Hezbollah insists it has no desire to dominate Lebanon and has long argued its vast arsenal — including tens of thousands of rockets — is needed to defend the country against Israel. But its decision to fight alongside Assad's forces has angered many in Lebanon, which is bitterly split over the Syrian civil war. Hezbollah, which is considered a terrorist group by many in the West, says it is fighting in Syria to defend Lebanon against Sunni extremists.
GAZA
The Islamic militant group Hamas seized control of Gaza in 2007, a year after winning Palestinian elections, leaving the Western-backed Palestinian Authority confined to the Israeli-occupied West Bank. After several failed attempts at reconciliation, Hamas agreed this year to back a unity government led by Palestinian President Mahmoud Abbas, officially ending the rift.
But with tens of thousands of security forces, Hamas remains in de facto control of the coastal strip. This week, international donors pledged $2.7 billion for the rebuilding of Gaza after last summer's war — the third between Israel and Hamas since 2008 — but those efforts hinge on Israel allowing construction materials into the blockaded territory.
Israel has insisted that Abbas' forces monitor the borders, fearing that Hamas — which has launched thousands of rockets into Israel in the past decade — could divert cement, steel and other goods for military purposes. Hamas says it will let the Western-backed unity government operate but could easily sabotage reconstruction efforts if it feels it is relinquishing too much authority.
LIBYA
The toppling of long-ruling dictator Moammar Gadhafi in a NATO-backed uprising in 2011 left a power vacuum that has been filled by former rebel brigades, local and tribal militias, and Islamic extremists.
The internationally recognized government is forced to meet in the eastern city of Tobruk, while powerful militias loosely allied with a rival Islamist-led government control the capital Tripoli and its international airport, which was largely destroyed in fighting over the summer. In eastern Libya, renegade Gen. Khalifa Hifter has been battling Islamic extremist groups, including one implicated in the 2012 attack on the U.S. diplomatic facility in Benghazi that killed the ambassador and three other Americans.
YEMEN
Since the start of the year, Shiite rebels known as the Houthis have swept out of their northern enclave and routed Sunni militants allied with the Islamist Islah party as well as Yemen's U.S.-backed security forces. The Houthis seized the capital Sanaa last month and captured the Red Sea port city of Hodeida on Tuesday.

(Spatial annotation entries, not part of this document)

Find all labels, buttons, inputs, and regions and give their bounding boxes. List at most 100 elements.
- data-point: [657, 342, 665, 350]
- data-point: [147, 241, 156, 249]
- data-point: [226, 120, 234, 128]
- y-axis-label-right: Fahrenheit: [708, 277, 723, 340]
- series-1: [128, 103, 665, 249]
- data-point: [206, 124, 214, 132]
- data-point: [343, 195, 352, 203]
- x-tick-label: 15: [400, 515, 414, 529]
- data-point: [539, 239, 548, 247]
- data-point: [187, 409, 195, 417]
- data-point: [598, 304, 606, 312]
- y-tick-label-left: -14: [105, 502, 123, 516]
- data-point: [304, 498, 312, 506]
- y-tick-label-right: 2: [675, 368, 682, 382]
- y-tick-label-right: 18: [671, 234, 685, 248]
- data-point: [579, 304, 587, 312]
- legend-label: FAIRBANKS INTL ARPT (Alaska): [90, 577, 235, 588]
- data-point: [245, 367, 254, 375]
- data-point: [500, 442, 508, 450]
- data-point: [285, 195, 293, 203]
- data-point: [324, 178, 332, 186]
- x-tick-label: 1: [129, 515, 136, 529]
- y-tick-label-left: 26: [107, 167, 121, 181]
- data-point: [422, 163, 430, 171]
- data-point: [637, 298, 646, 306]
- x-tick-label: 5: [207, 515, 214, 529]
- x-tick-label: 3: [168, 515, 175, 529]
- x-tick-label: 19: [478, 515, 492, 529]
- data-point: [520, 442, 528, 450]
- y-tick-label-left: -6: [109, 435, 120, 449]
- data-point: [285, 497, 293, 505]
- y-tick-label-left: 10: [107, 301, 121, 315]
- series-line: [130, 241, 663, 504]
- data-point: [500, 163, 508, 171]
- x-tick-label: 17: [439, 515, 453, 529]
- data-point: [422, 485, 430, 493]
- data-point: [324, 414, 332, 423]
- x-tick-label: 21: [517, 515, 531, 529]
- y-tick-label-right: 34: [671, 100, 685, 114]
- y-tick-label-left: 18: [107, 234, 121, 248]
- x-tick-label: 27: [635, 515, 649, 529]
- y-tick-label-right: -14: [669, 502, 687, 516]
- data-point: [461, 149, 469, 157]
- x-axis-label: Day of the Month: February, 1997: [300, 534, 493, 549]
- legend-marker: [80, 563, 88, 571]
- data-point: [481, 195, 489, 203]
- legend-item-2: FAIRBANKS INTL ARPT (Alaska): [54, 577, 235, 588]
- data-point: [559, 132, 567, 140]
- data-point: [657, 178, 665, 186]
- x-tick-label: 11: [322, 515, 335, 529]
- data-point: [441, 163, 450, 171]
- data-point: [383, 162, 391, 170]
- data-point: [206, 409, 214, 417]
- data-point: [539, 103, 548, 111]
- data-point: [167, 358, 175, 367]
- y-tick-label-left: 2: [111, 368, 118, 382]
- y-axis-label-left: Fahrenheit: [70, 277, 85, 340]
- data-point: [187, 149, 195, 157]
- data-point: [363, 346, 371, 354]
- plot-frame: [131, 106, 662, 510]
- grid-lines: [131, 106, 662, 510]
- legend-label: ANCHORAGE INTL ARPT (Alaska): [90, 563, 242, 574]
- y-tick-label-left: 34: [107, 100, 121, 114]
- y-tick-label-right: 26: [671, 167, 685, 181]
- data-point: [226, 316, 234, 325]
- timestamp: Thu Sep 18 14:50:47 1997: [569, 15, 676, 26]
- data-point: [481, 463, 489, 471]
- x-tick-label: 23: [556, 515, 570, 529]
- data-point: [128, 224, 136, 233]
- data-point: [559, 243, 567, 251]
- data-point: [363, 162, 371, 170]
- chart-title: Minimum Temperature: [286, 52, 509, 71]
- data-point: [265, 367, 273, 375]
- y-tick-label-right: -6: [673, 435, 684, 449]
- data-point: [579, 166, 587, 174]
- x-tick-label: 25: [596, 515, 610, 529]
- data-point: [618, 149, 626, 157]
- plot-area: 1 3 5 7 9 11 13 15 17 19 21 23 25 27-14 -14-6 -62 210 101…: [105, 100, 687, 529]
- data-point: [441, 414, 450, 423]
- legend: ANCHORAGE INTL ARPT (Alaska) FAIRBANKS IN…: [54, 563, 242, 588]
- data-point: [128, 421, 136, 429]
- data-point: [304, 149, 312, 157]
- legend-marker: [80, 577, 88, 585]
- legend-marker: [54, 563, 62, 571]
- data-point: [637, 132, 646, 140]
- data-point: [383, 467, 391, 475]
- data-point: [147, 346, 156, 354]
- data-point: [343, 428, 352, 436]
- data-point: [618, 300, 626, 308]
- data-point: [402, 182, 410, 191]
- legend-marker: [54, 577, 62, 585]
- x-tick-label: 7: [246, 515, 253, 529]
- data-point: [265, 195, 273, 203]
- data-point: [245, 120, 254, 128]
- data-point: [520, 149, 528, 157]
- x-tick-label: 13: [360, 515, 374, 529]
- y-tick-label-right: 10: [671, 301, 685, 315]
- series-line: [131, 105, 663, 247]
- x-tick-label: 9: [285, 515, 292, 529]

Their opponents view them as an Iranian-backed proxy bent on controlling Yemen, while the Houthis insist they simply want a more representative national government that can combat corruption and secure the country. Yemen also has an increasingly assertive separatist movement in the south and is home to al-Qaida in the Arabian Peninsula, long seen as one of the most potent affiliates of the global terrorist network.
AFGHANISTAN AND PAKISTAN
More than a decade after the U.S.-led invasion drove the Taliban from power in the wake of the Sept. 11, 2001 attacks, the Islamic extremist group is at war with the Western-backed Afghan government, which last month agreed to allow some U.S. and NATO forces to remain in the country past the end of the year.
In neighboring Pakistan, a local offshoot of the Taliban as well as other insurgents regularly carry out attacks, including a brazen raid on Karachi's international airport in June. Shortly thereafter, Pakistan launched a military offensive in North Waziristan, a tribal region along the Afghan border from which militants have long staged attacks on both countries.